1. Aux termes de l'article L. 521-1 du code de justice administrative : " Quand une décision administrative, même de rejet, fait l'objet d'une requête en annulation ou en réformation, le juge des référés, saisi d'une demande en ce sens, peut ordonner la suspension de l'exécution de cette décision, ou de certains de ses effets, lorsque l'urgence le justifie et qu'il est fait état d'un moyen propre à créer, en l'état de l'instruction, un doute sérieux quant à la légalité de la décision. ". Aux termes de l'article L. 522-3 du même code : " Lorsque la demande ne présente pas un caractère d'urgence ou lorsqu'il apparaît manifeste, au vu de la demande, que celle-ci ne relève pas de la compétence de la juridiction administrative, qu'elle est irrecevable ou qu'elle est mal fondée, le juge des référés peut la rejeter par une ordonnance motivée sans qu'il y ait lieu d'appliquer les deux premiers alinéas de l'article L. 522-1. ".
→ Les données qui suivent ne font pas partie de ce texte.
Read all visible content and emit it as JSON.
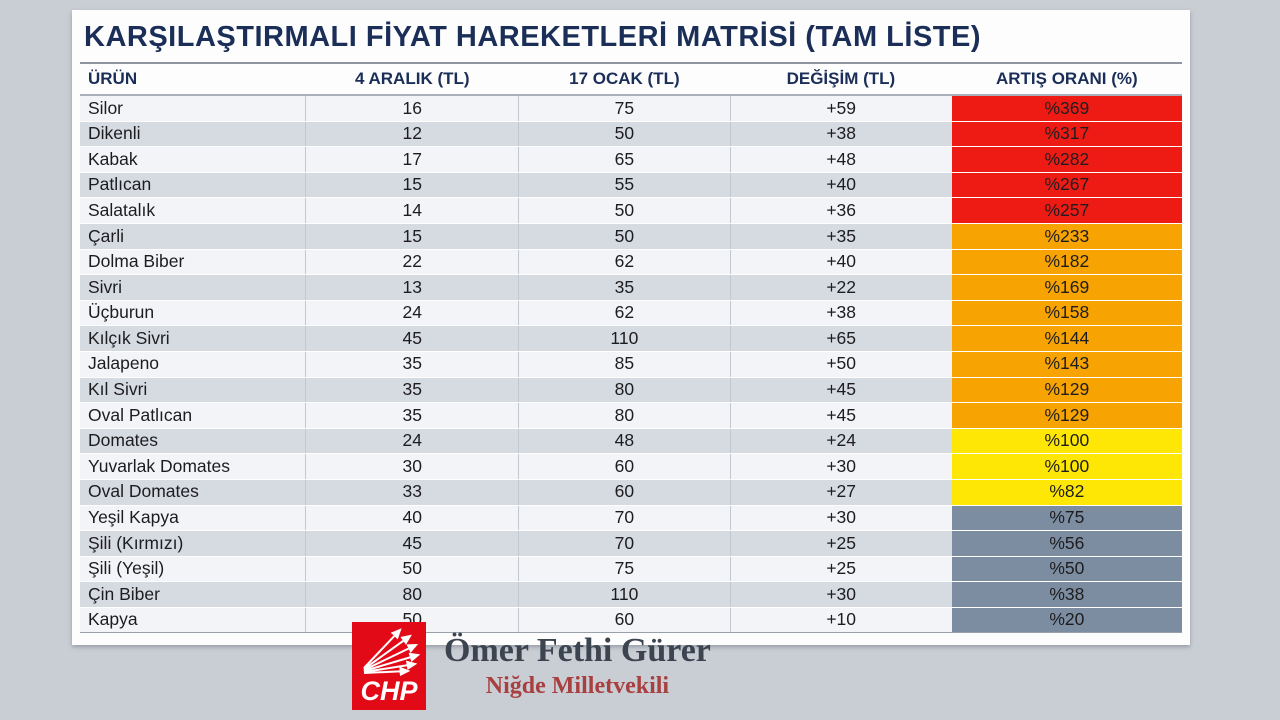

2. L'urgence justifie que soit prononcée la suspension d'un acte administratif lorsque l'exécution de celui-ci porte atteinte, de manière suffisamment grave et immédiate, à un intérêt public, à la situation du requérant ou aux intérêts qu'il entend défendre ; qu'il appartient au juge des référés, saisi de conclusions tendant à la suspension d'un acte administratif, d'apprécier concrètement, compte tenu des justifications fournies par le requérant, si les effets de l'acte litigieux sont de nature à caractériser une urgence justifiant que, sans attendre le jugement de la requête au fond, l'exécution de la décision soit suspendue.

3. Pour justifier de l'urgence de sa situation, M. A fait valoir que la décision attaquée emporte des conséquences graves et immédiates sur sa situation administrative, personnelle et professionnelle. Toutefois, la décision litigieuse, qui concerne une première demande de délivrance d'un titre de séjour, nécessite que l'intéressé fasse état de circonstances propres à justifier qu'il soit statué sur sa demande de suspension sans attendre le jugement de la requête au fond. L'intéressé, en se bornant à produire un courriel de son employeur en date du 6 février 2025 l'informant d'une suspension possible de son contrat de travail sans préciser les suites données à cette menace de suspension, n'établit pas qu'une situation d'urgence serait caractérisée. En tout état de cause, le requérant, en ne saisissant le juge des référés par une requête en référé suspension que le 27 juin 2025, peut être regardé comme ayant contribué à l'urgence qu'il invoque. Dans ces conditions, M. A ne saurait être regardé comme justifiant d'une situation d'urgence au sens des dispositions de l'article L. 521-1 du code de justice administrative.

4. Il résulte de ce qui précède que la requête de M. A doit être rejetée dans toutes ses conclusions, y compris celles en application des dispositions de l'article L761-1 du code de justice administrative, par application des dispositions précitées de l'article L. 522-3 du même code.

O R D O N N E :

Article 1er : La requête de M. A est rejetée dans toutes ses conclusions.

Article 2 : La présente ordonnance sera notifiée à M. B A.

Fait à Cergy, le 30 juillet 2025.

Le juge des référés,

signé

E. Lamy

La République mande et ordonne au ministre de l'intérieur en ce qui le concerne ou à tous commissaires de justice à ce requis en ce qui concerne les voies de droit commun contre les parties privées, de pourvoir à l'exécution de la présente décision.